Yet another issue to evaluate is what will be done with the salt once the water has been evaporated out of it.
One might imagine that the salt could be useful – for de-icing roads, if nothing else. But as it turns out, this salt isn’t particularly good for anything.
It doesn’t contain enough potassium carbonate to make it good for fertilizer, Stroh said, and there it doesn’t have enough calcium carbonate to make it ideal for road use. And it certainly isn’t table-salt caliber.
“It’s mostly sodium chloride with trace elements that would have to be removed. The cost of removing it would be pretty high,” Stroh said.
“Most table salt comes from mines where it’s pure. The only potential for this would be road salt, and the market’s pretty saturated, but we will look at that in the alternatives.”

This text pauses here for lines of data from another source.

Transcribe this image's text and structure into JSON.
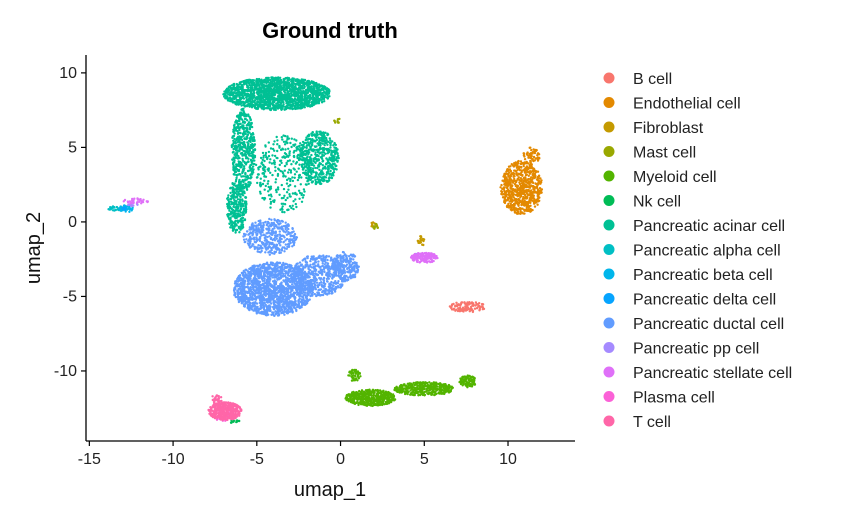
{
  "chart_data": {
    "type": "scatter",
    "title": "Ground truth",
    "xlabel": "umap_1",
    "ylabel": "umap_2",
    "xlim": [
      -15.2,
      14
    ],
    "ylim": [
      -14.7,
      11.2
    ],
    "xticks": [
      -15,
      -10,
      -5,
      0,
      5,
      10
    ],
    "yticks": [
      -10,
      -5,
      0,
      5,
      10
    ],
    "xtick_labels": [
      "-15",
      "-10",
      "-5",
      "0",
      "5",
      "10"
    ],
    "ytick_labels": [
      "-10",
      "-5",
      "0",
      "5",
      "10"
    ],
    "grid": false,
    "legend_position": "right",
    "series": [
      {
        "name": "B cell",
        "color": "#F8766D",
        "clusters": [
          {
            "cx": 7.6,
            "cy": -5.7,
            "rx": 1.1,
            "ry": 0.35,
            "n": 110
          }
        ]
      },
      {
        "name": "Endothelial cell",
        "color": "#E38900",
        "clusters": [
          {
            "cx": 10.8,
            "cy": 2.3,
            "rx": 1.25,
            "ry": 1.8,
            "n": 700
          },
          {
            "cx": 11.4,
            "cy": 4.4,
            "rx": 0.5,
            "ry": 0.6,
            "n": 60
          }
        ]
      },
      {
        "name": "Fibroblast",
        "color": "#C49A00",
        "clusters": [
          {
            "cx": 4.8,
            "cy": -1.3,
            "rx": 0.2,
            "ry": 0.4,
            "n": 20
          },
          {
            "cx": 2.0,
            "cy": -0.2,
            "rx": 0.2,
            "ry": 0.2,
            "n": 10
          }
        ]
      },
      {
        "name": "Mast cell",
        "color": "#99A800",
        "clusters": [
          {
            "cx": 2.1,
            "cy": -0.3,
            "rx": 0.15,
            "ry": 0.2,
            "n": 12
          },
          {
            "cx": -0.2,
            "cy": 6.8,
            "rx": 0.2,
            "ry": 0.2,
            "n": 10
          }
        ]
      },
      {
        "name": "Myeloid cell",
        "color": "#53B400",
        "clusters": [
          {
            "cx": 1.8,
            "cy": -11.8,
            "rx": 1.5,
            "ry": 0.55,
            "n": 450
          },
          {
            "cx": 5.0,
            "cy": -11.2,
            "rx": 1.8,
            "ry": 0.45,
            "n": 400
          },
          {
            "cx": 7.6,
            "cy": -10.7,
            "rx": 0.5,
            "ry": 0.4,
            "n": 90
          },
          {
            "cx": 0.8,
            "cy": -10.3,
            "rx": 0.4,
            "ry": 0.4,
            "n": 50
          }
        ]
      },
      {
        "name": "Nk cell",
        "color": "#00BC56",
        "clusters": [
          {
            "cx": -6.3,
            "cy": -13.4,
            "rx": 0.3,
            "ry": 0.15,
            "n": 14
          }
        ]
      },
      {
        "name": "Pancreatic acinar cell",
        "color": "#00C094",
        "clusters": [
          {
            "cx": -3.8,
            "cy": 8.6,
            "rx": 3.2,
            "ry": 1.1,
            "n": 1600
          },
          {
            "cx": -1.3,
            "cy": 4.3,
            "rx": 1.2,
            "ry": 1.8,
            "n": 500
          },
          {
            "cx": -5.8,
            "cy": 4.8,
            "rx": 0.7,
            "ry": 2.8,
            "n": 500
          },
          {
            "cx": -6.2,
            "cy": 1.0,
            "rx": 0.6,
            "ry": 1.8,
            "n": 300
          },
          {
            "cx": -3.4,
            "cy": 3.2,
            "rx": 1.7,
            "ry": 2.6,
            "n": 300
          }
        ]
      },
      {
        "name": "Pancreatic alpha cell",
        "color": "#00BFC4",
        "clusters": [
          {
            "cx": -13.4,
            "cy": 0.9,
            "rx": 0.5,
            "ry": 0.15,
            "n": 30
          }
        ]
      },
      {
        "name": "Pancreatic beta cell",
        "color": "#00B6EB",
        "clusters": [
          {
            "cx": -12.8,
            "cy": 0.9,
            "rx": 0.4,
            "ry": 0.25,
            "n": 40
          }
        ]
      },
      {
        "name": "Pancreatic delta cell",
        "color": "#06A4FF",
        "clusters": [
          {
            "cx": -13.0,
            "cy": 0.9,
            "rx": 0.2,
            "ry": 0.15,
            "n": 10
          }
        ]
      },
      {
        "name": "Pancreatic ductal cell",
        "color": "#619CFF",
        "clusters": [
          {
            "cx": -4.0,
            "cy": -4.5,
            "rx": 2.4,
            "ry": 1.8,
            "n": 1600
          },
          {
            "cx": -1.3,
            "cy": -3.6,
            "rx": 1.6,
            "ry": 1.4,
            "n": 500
          },
          {
            "cx": -4.2,
            "cy": -1.0,
            "rx": 1.6,
            "ry": 1.2,
            "n": 400
          },
          {
            "cx": 0.3,
            "cy": -3.0,
            "rx": 0.8,
            "ry": 1.0,
            "n": 200
          }
        ]
      },
      {
        "name": "Pancreatic pp cell",
        "color": "#A58AFF",
        "clusters": [
          {
            "cx": -12.4,
            "cy": 1.2,
            "rx": 0.3,
            "ry": 0.2,
            "n": 12
          },
          {
            "cx": 4.5,
            "cy": -2.3,
            "rx": 0.2,
            "ry": 0.2,
            "n": 8
          }
        ]
      },
      {
        "name": "Pancreatic stellate cell",
        "color": "#DF70F8",
        "clusters": [
          {
            "cx": 5.0,
            "cy": -2.4,
            "rx": 0.8,
            "ry": 0.35,
            "n": 180
          },
          {
            "cx": -12.2,
            "cy": 1.4,
            "rx": 0.8,
            "ry": 0.2,
            "n": 30
          }
        ]
      },
      {
        "name": "Plasma cell",
        "color": "#FB61D7",
        "clusters": [
          {
            "cx": -7.0,
            "cy": -12.9,
            "rx": 0.6,
            "ry": 0.5,
            "n": 60
          }
        ]
      },
      {
        "name": "T cell",
        "color": "#FF66A8",
        "clusters": [
          {
            "cx": -6.9,
            "cy": -12.7,
            "rx": 1.0,
            "ry": 0.6,
            "n": 360
          },
          {
            "cx": -7.4,
            "cy": -11.9,
            "rx": 0.3,
            "ry": 0.4,
            "n": 30
          }
        ]
      }
    ]
  }
}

“It’s a low-cost product that costs a lot to produce.”
In the past, the bureau has tried to explore commercial potentials for the salt, but with little luck.

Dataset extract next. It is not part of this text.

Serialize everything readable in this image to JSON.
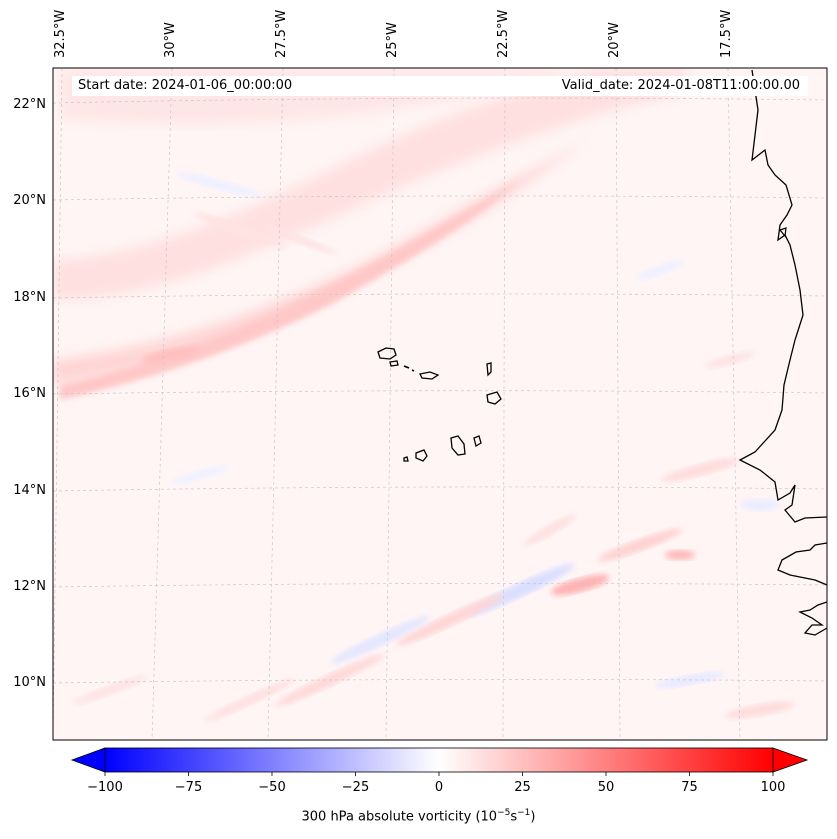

“In the ’70s we could put it on a railroad car and still couldn’t get anybody to take it,” Stroh said.
If the pilot study of evaporative ponds is approved and is concluded, the next step for the bureau will be preparing a full-blown environmental impact statement to evaluate all possible alternatives for disposal of the salt.

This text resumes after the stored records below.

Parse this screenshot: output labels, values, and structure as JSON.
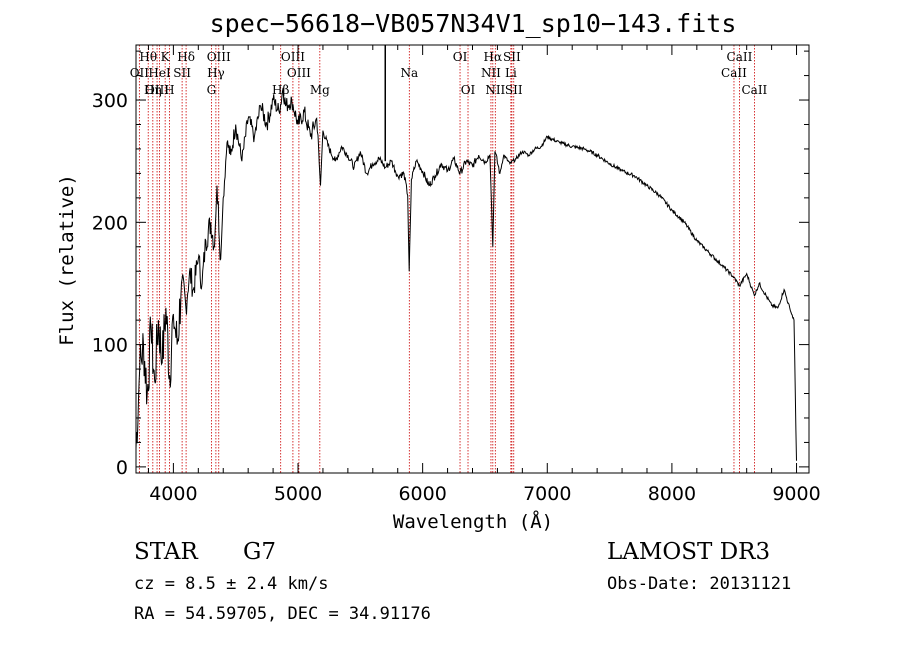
{
  "chart_data": {
    "type": "line",
    "title": "spec−56618−VB057N34V1_sp10−143.fits",
    "xlabel": "Wavelength (Å)",
    "ylabel": "Flux (relative)",
    "xlim": [
      3700,
      9100
    ],
    "ylim": [
      -5,
      345
    ],
    "xticks": [
      4000,
      5000,
      6000,
      7000,
      8000,
      9000
    ],
    "yticks": [
      0,
      100,
      200,
      300
    ],
    "x_minor_step": 200,
    "y_minor_step": 20,
    "marker_line": 5700,
    "series": [
      {
        "name": "flux",
        "x": [
          3700,
          3730,
          3760,
          3790,
          3820,
          3850,
          3880,
          3910,
          3940,
          3970,
          4000,
          4030,
          4060,
          4100,
          4130,
          4160,
          4200,
          4230,
          4260,
          4300,
          4330,
          4350,
          4380,
          4400,
          4430,
          4460,
          4500,
          4550,
          4600,
          4650,
          4700,
          4750,
          4800,
          4850,
          4880,
          4900,
          4950,
          5000,
          5050,
          5100,
          5150,
          5180,
          5200,
          5250,
          5300,
          5350,
          5400,
          5450,
          5500,
          5550,
          5600,
          5650,
          5700,
          5750,
          5800,
          5850,
          5880,
          5892,
          5910,
          5950,
          6000,
          6050,
          6100,
          6150,
          6200,
          6250,
          6300,
          6350,
          6400,
          6450,
          6500,
          6540,
          6563,
          6580,
          6620,
          6650,
          6700,
          6750,
          6800,
          6850,
          6900,
          6950,
          7000,
          7100,
          7200,
          7300,
          7400,
          7500,
          7600,
          7700,
          7800,
          7900,
          8000,
          8100,
          8200,
          8300,
          8400,
          8498,
          8542,
          8600,
          8662,
          8700,
          8800,
          8850,
          8900,
          8950,
          8980,
          8995,
          9000
        ],
        "y": [
          15,
          80,
          100,
          60,
          110,
          70,
          120,
          85,
          130,
          75,
          125,
          100,
          140,
          130,
          160,
          145,
          170,
          150,
          185,
          200,
          180,
          230,
          170,
          220,
          265,
          255,
          280,
          250,
          285,
          270,
          295,
          280,
          300,
          290,
          310,
          295,
          300,
          280,
          290,
          270,
          285,
          230,
          275,
          260,
          250,
          262,
          255,
          245,
          258,
          240,
          248,
          252,
          245,
          250,
          238,
          240,
          222,
          160,
          235,
          250,
          242,
          230,
          238,
          248,
          242,
          252,
          240,
          250,
          246,
          255,
          250,
          255,
          180,
          258,
          240,
          255,
          248,
          252,
          258,
          255,
          260,
          262,
          270,
          265,
          262,
          260,
          255,
          248,
          242,
          238,
          230,
          222,
          210,
          200,
          185,
          175,
          165,
          155,
          148,
          158,
          140,
          150,
          132,
          130,
          145,
          128,
          120,
          30,
          5
        ]
      }
    ],
    "spectral_lines": [
      {
        "label": "Hθ",
        "x": 3798,
        "row": 0
      },
      {
        "label": "OII",
        "x": 3727,
        "row": 1
      },
      {
        "label": "OIII",
        "x": 3869,
        "row": 2
      },
      {
        "label": "Hη",
        "x": 3835,
        "row": 2
      },
      {
        "label": "HeI",
        "x": 3889,
        "row": 1
      },
      {
        "label": "K",
        "x": 3934,
        "row": 0
      },
      {
        "label": "SII",
        "x": 4070,
        "row": 1
      },
      {
        "label": "H",
        "x": 3968,
        "row": 2
      },
      {
        "label": "Hδ",
        "x": 4102,
        "row": 0
      },
      {
        "label": "OIII",
        "x": 4364,
        "row": 0
      },
      {
        "label": "Hγ",
        "x": 4341,
        "row": 1
      },
      {
        "label": "G",
        "x": 4305,
        "row": 2
      },
      {
        "label": "OIII",
        "x": 4959,
        "row": 0
      },
      {
        "label": "OIII",
        "x": 5007,
        "row": 1
      },
      {
        "label": "Hβ",
        "x": 4861,
        "row": 2
      },
      {
        "label": "Mg",
        "x": 5175,
        "row": 2
      },
      {
        "label": "Na",
        "x": 5893,
        "row": 1
      },
      {
        "label": "OI",
        "x": 6300,
        "row": 0
      },
      {
        "label": "OI",
        "x": 6364,
        "row": 2
      },
      {
        "label": "Hα",
        "x": 6563,
        "row": 0
      },
      {
        "label": "NII",
        "x": 6548,
        "row": 1
      },
      {
        "label": "NII",
        "x": 6583,
        "row": 2
      },
      {
        "label": "SII",
        "x": 6716,
        "row": 0
      },
      {
        "label": "Li",
        "x": 6708,
        "row": 1
      },
      {
        "label": "SII",
        "x": 6731,
        "row": 2
      },
      {
        "label": "CaII",
        "x": 8542,
        "row": 0
      },
      {
        "label": "CaII",
        "x": 8498,
        "row": 1
      },
      {
        "label": "CaII",
        "x": 8662,
        "row": 2
      }
    ],
    "line_color": "#000000",
    "marker_color": "#cc0000"
  },
  "info": {
    "object_class": "STAR",
    "subclass": "G7",
    "redshift": "cz = 8.5 ± 2.4 km/s",
    "coords": "RA =  54.59705, DEC =  34.91176",
    "survey": "LAMOST DR3",
    "obs_date": "Obs-Date: 20131121"
  }
}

So far there haven’t been many comments pouring in, according to Hock.
“We’re trying to keep everybody involved from the beginning,” she said.
Salinity control is enormously important in the Colorado River Basin.
According to information from the Natural Resources Conservation Service, more than 33 million people in the United States and another 3 million in Mexico depend on Colorado River water for municipal, agricultural and industrial use. Salts carried in the Colorado River cause more than $300 million in damage each year.
Bureau of Reclamation and U.S. Department of Agriculture salinity-control efforts take more than 1 million tons of salt out of the river and its tributaries annually.